Kedua anakku telah meninggalkan tanah tempat lahirnya sejak mereka lulus SMA. Walhasil, aku dan suamiku saja yang menempati rumah besar ini. Suara anak-anak telah lama tak kami dengar. Jika kangen atau ingin tahu kabar, kami hanya bisa mendengar suaranya di ujung sana lewat telepon. Jadi, sebenarnya aku tidaklah kaget dengan kesendirian dan keheningan. Karena aku telah terbiasa mereka tidak hadir di rumah ini.



Empat tahun lalu aku tidak merasa kesepian karena ditemani suamiku yang seorang pensiunan guru. Meskipun kami sama-sama pensiunan guru, kami tidak pernah menganggur. Kegemaran membuat kue di waktu muda tak bisa membuatku diam. Sewaktu jadi guru, berangkat ke sekolah untuk mengajar aku tak lupa membawa kue kering untuk dititipkan di warung dekat sekolah dan kantin sekolah.

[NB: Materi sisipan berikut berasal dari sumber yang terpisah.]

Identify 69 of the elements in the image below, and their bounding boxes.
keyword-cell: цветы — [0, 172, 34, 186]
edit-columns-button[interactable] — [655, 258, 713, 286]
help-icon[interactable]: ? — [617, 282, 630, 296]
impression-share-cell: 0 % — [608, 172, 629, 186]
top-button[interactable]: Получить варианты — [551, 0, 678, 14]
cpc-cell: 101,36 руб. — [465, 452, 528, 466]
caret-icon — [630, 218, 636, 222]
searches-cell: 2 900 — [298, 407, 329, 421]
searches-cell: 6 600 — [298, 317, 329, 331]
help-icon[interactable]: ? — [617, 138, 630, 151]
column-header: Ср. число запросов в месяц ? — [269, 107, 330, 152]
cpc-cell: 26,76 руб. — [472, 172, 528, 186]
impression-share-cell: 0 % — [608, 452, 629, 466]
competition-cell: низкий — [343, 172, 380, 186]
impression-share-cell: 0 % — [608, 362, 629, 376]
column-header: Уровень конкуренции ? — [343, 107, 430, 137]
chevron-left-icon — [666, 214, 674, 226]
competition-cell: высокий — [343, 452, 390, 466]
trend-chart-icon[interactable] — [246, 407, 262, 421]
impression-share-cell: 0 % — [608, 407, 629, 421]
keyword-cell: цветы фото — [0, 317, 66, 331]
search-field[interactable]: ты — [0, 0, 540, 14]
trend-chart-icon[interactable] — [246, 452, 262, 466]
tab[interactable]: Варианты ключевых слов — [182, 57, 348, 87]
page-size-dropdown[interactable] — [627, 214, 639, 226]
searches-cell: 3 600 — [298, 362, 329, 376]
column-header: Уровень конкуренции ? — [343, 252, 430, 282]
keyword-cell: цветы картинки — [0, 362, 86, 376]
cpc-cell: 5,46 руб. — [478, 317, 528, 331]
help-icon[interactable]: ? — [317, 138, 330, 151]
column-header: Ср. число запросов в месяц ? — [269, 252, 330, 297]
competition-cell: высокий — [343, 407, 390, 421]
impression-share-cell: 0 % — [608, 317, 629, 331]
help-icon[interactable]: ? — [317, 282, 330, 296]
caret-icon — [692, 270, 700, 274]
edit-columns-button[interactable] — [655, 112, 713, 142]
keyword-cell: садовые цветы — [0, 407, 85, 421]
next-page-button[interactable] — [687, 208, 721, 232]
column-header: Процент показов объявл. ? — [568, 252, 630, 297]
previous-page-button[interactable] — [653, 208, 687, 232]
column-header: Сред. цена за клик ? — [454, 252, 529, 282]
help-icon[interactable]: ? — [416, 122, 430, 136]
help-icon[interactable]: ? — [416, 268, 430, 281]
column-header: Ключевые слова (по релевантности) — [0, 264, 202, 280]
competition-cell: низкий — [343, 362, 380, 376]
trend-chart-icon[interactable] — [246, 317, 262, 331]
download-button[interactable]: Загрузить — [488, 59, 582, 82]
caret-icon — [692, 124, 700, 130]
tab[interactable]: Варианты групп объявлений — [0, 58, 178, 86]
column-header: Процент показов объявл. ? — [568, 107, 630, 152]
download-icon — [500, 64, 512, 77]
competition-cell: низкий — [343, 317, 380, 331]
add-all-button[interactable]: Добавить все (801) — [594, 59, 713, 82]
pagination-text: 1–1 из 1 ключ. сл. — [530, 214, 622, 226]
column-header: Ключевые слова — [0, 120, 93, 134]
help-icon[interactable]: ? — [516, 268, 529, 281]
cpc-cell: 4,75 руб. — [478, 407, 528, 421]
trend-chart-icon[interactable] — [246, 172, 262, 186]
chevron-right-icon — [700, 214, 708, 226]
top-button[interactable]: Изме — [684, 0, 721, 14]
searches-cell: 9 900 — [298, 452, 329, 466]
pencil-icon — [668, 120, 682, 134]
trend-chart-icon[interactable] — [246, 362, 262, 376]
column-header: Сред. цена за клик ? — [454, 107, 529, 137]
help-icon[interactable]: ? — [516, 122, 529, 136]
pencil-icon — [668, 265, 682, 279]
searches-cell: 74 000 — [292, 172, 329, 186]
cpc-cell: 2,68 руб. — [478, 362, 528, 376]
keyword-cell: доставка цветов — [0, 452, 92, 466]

Dengan bantuan suamiku, di sore hari usai mengajar kami membuatnya bersama-sama. Dan tak terasa, aku memiliki tabungan dari hasil jualanku. Anak-anaku dibesarkan dan disekolahkan dari jerih payah pembuatan kue itu. Sebagai seorang guru gaji kami tak seberapa. Hanya cukup untuk pengobatan Emak ke dokter dan membeli gula non-kalori. Emak memiliki penyakit diabetes, maka pengobatan harus rutin agar penyakitnya tak mengganggu organ lain. Selebihnya, yang menopang kehidupan kami agar terus berjalan adalah berjualan kue.

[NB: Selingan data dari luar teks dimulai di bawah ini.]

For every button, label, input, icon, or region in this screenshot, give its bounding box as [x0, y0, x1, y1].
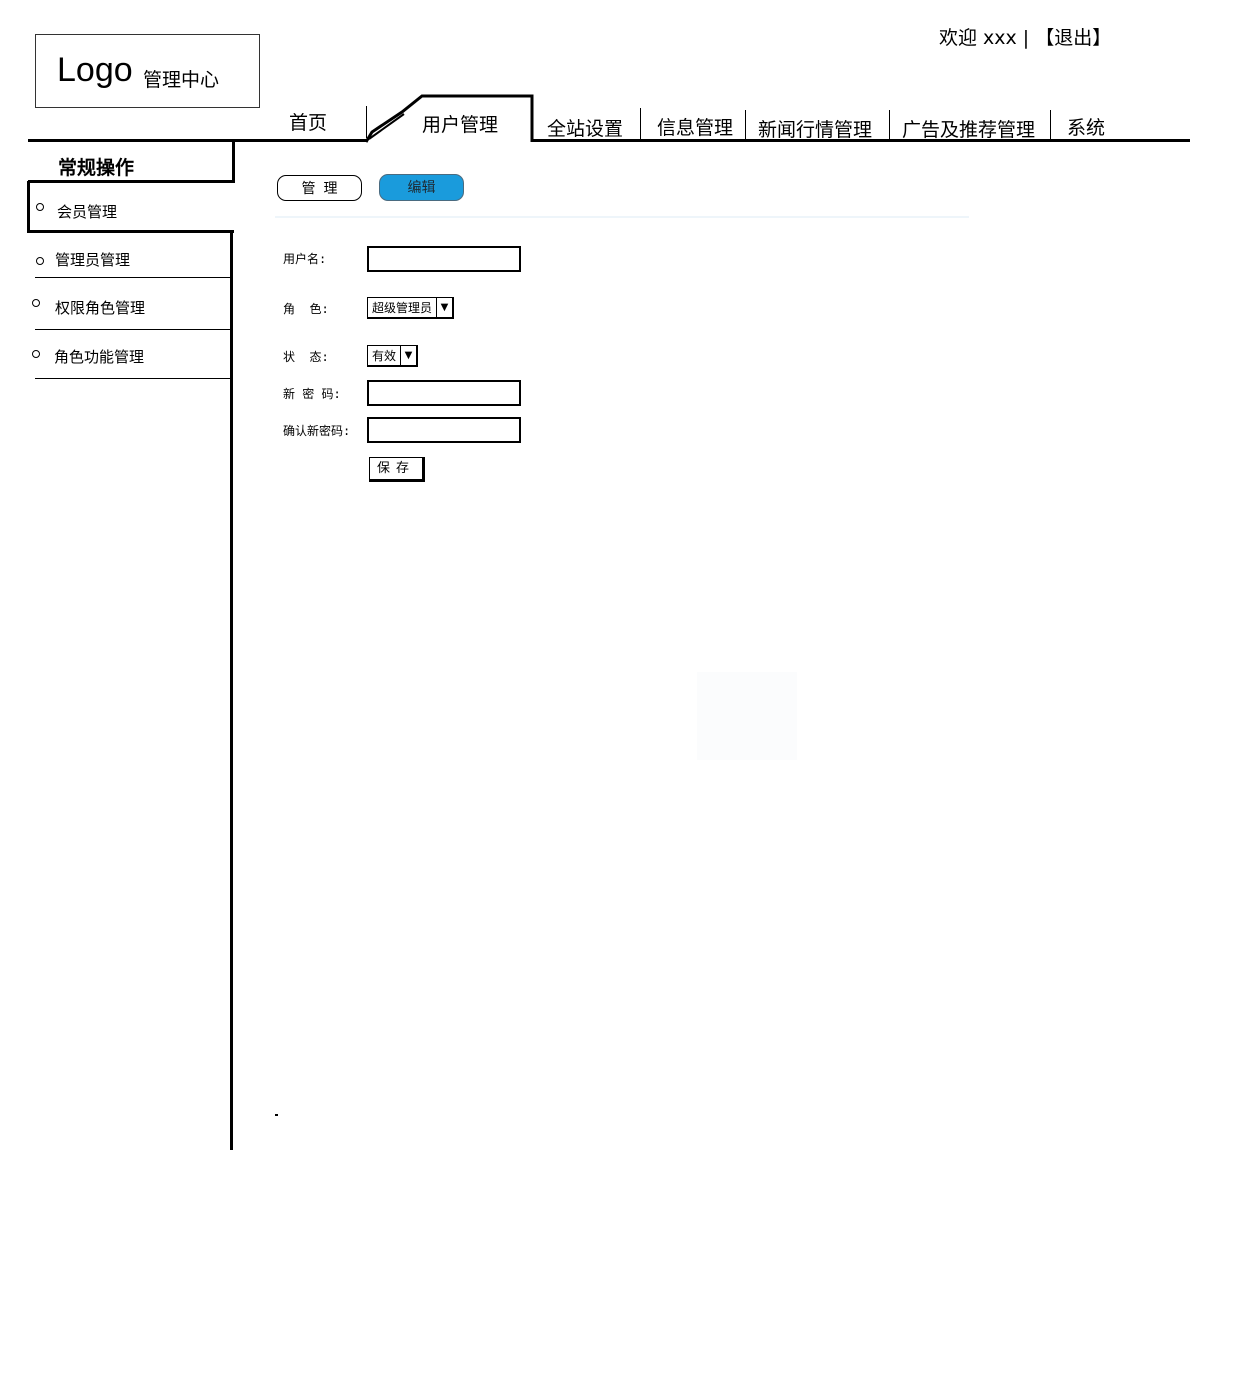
username-label: 用户名:: [283, 252, 327, 266]
welcome-separator: |: [1022, 27, 1030, 49]
bullet-icon: [32, 350, 40, 358]
sidebar-separator: [35, 329, 231, 330]
sidebar-title-border: [232, 141, 235, 183]
nav-divider: [1050, 110, 1051, 142]
dropdown-arrow-icon: ▼: [400, 346, 416, 365]
nav-divider: [889, 110, 890, 142]
sidebar-item-permission-role-management[interactable]: 权限角色管理: [55, 297, 145, 318]
welcome-text: 欢迎 xxx: [939, 27, 1017, 49]
tab-site-settings[interactable]: 全站设置: [547, 114, 623, 141]
welcome-bar: 欢迎 xxx | 【退出】: [939, 23, 1111, 50]
role-selected-value: 超级管理员: [372, 301, 433, 315]
nav-divider: [745, 110, 746, 142]
dropdown-arrow-icon: ▼: [436, 298, 452, 317]
bullet-icon: [32, 299, 40, 307]
tab-system[interactable]: 系统: [1067, 113, 1105, 140]
nav-divider: [640, 108, 641, 140]
role-select[interactable]: 超级管理员 ▼: [367, 297, 455, 319]
manage-button[interactable]: 管理: [277, 175, 362, 201]
status-select[interactable]: 有效 ▼: [367, 345, 419, 367]
edit-button[interactable]: 编辑: [379, 174, 464, 201]
confirm-password-label: 确认新密码:: [283, 424, 351, 438]
sidebar-item-role-function-management[interactable]: 角色功能管理: [54, 346, 144, 367]
tab-info-management[interactable]: 信息管理: [657, 113, 733, 140]
sidebar-separator: [35, 378, 231, 379]
new-password-input[interactable]: [367, 380, 521, 406]
sidebar-divider: [230, 232, 233, 1150]
sidebar-item-admin-management[interactable]: 管理员管理: [55, 249, 130, 270]
logout-link[interactable]: 【退出】: [1035, 27, 1111, 49]
logo-box: Logo 管理中心: [35, 34, 260, 108]
nav-divider: [366, 106, 367, 138]
username-input[interactable]: [367, 246, 521, 272]
bullet-icon: [36, 203, 44, 211]
status-selected-value: 有效: [372, 349, 397, 363]
tab-user-management[interactable]: 用户管理: [422, 110, 498, 137]
save-button[interactable]: 保存: [369, 457, 425, 482]
new-password-label: 新 密 码:: [283, 387, 341, 401]
logo-subtitle: 管理中心: [143, 69, 220, 91]
bullet-icon: [36, 257, 44, 265]
status-label: 状 态:: [283, 350, 329, 364]
toolbar-underline: [275, 216, 969, 218]
logo: Logo: [57, 51, 133, 89]
role-label: 角 色:: [283, 302, 329, 316]
stray-mark: [275, 1114, 278, 1116]
tab-news-market-management[interactable]: 新闻行情管理: [758, 115, 872, 142]
tab-home[interactable]: 首页: [289, 108, 327, 135]
sidebar-title: 常规操作: [58, 157, 135, 179]
sidebar-separator: [35, 277, 231, 278]
sidebar-item-label[interactable]: 会员管理: [57, 201, 117, 222]
confirm-password-input[interactable]: [367, 417, 521, 443]
background-artifact: [697, 672, 797, 760]
tab-ads-recommend-management[interactable]: 广告及推荐管理: [902, 115, 1035, 142]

Usai anak pertamaku dibaiat menjadi sarjana, Emak meninggal. Emak jatuh dari ranjang saat hendak bangun. Tiga tahun kemudian menyusul suamiku menghadap Yang Kuasa karena kecelakaan terserempet bus saat mengantar kue dagangan. Dan empat tahun sudah aku ditinggal orang-orang yang aku sayangi. Sebatangkara. Satu-satunya yang menjadi teman dan yang senantiasa menghiburku hanyalah Lastri. Lastrilah yang mengurusi semua keperluanku selama ditinggal anak-anak dan suamiku.

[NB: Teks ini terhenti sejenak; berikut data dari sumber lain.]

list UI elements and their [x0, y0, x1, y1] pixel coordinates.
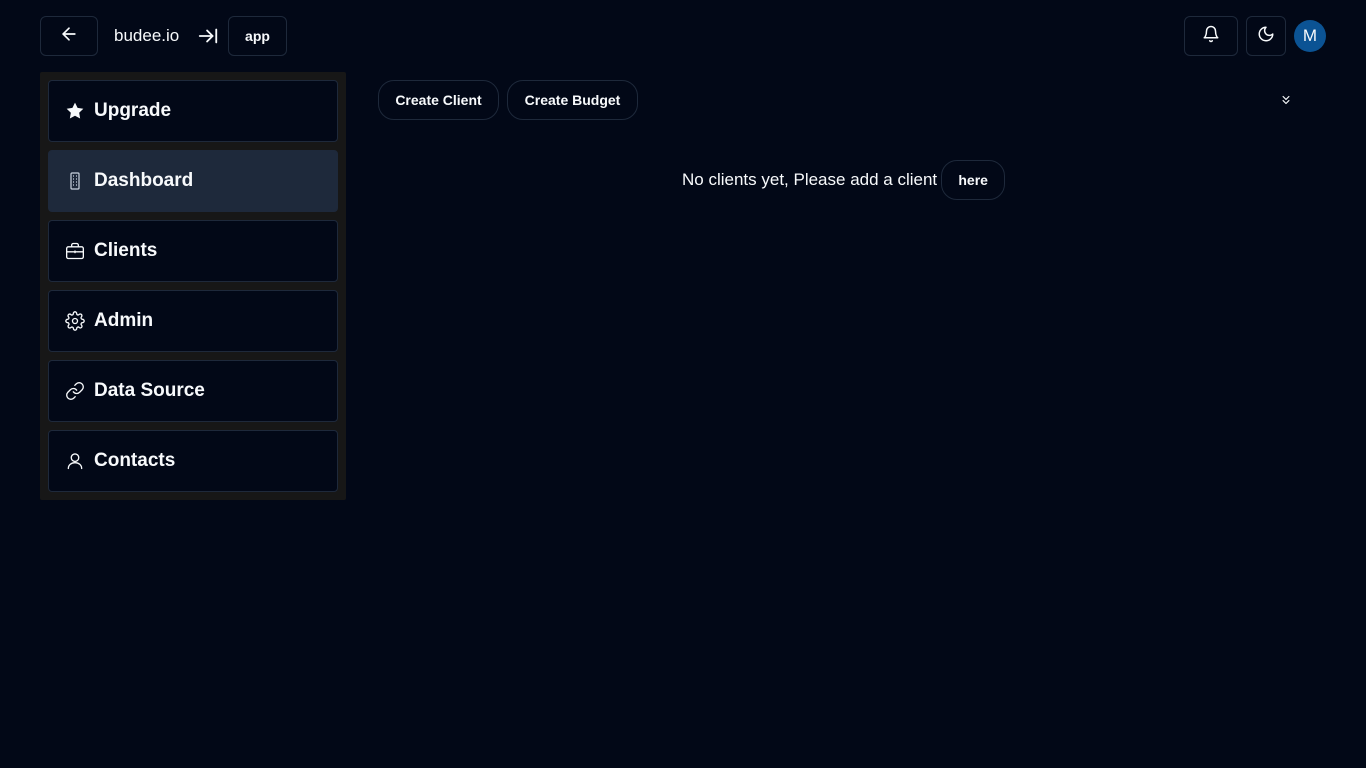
sidebar-item-data-source[interactable]: Data Source [48, 360, 338, 422]
arrow-right-to-line-icon[interactable] [196, 24, 220, 48]
briefcase-icon [65, 241, 85, 261]
chevrons-down-icon[interactable] [1276, 90, 1296, 110]
arrow-left-icon [59, 24, 79, 49]
sidebar-item-label: Admin [94, 310, 154, 331]
create-client-button[interactable]: Create Client [378, 80, 499, 120]
sidebar-item-upgrade[interactable]: Upgrade [48, 80, 338, 142]
theme-toggle-button[interactable] [1246, 16, 1286, 56]
brand-name: budee.io [114, 26, 180, 45]
bell-icon [1202, 25, 1220, 48]
empty-message: No clients yet, Please add a client [682, 170, 938, 189]
sidebar-item-label: Dashboard [94, 170, 194, 191]
notifications-button[interactable] [1184, 16, 1238, 56]
moon-icon [1257, 25, 1275, 48]
sidebar: Upgrade Dashboard Clients Admin Data Sou… [40, 72, 346, 500]
sidebar-item-label: Upgrade [94, 100, 172, 121]
sidebar-item-label: Contacts [94, 450, 176, 471]
link-icon [65, 381, 85, 401]
empty-state: No clients yet, Please add a client here [682, 160, 1006, 200]
sidebar-item-dashboard[interactable]: Dashboard [48, 150, 338, 212]
app-button[interactable]: app [228, 16, 287, 56]
star-icon [65, 101, 85, 121]
gear-icon [65, 311, 85, 331]
back-button[interactable] [40, 16, 98, 56]
sidebar-item-contacts[interactable]: Contacts [48, 430, 338, 492]
sidebar-item-label: Data Source [94, 380, 205, 401]
user-icon [65, 451, 85, 471]
sidebar-item-clients[interactable]: Clients [48, 220, 338, 282]
create-budget-button[interactable]: Create Budget [507, 80, 638, 120]
sidebar-item-label: Clients [94, 240, 158, 261]
building-icon [65, 171, 85, 191]
add-client-here-button[interactable]: here [941, 160, 1006, 200]
avatar[interactable]: M [1294, 20, 1326, 52]
sidebar-item-admin[interactable]: Admin [48, 290, 338, 352]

Sering anak-anakku memintaku tinggal bersama salah satu dari mereka. Agar aku tak kesepian. Selain sudah tua, anak-anakku ingin aku ada yang merawat. Tapi tawaran itu aku tolak karena aku tidak ingin menyusahkan mereka.



Itulah alasannya mengapa aku begitu bersemangat tatkala menyambut hari lebaran. Aku membayangkan seperti setahun lalu dan tahun-tahun sebelumnya. Rumah ini begitu penuh orang. Kejaran anak-anak. Riuh tawa dan cerita.

Meski hanya setahun sekali anak-anak dan cucu-cucuku datang. Sungguhlah aku rela menunggui lebaran selanjutnya, karena pada saat itulah rinduku terobati.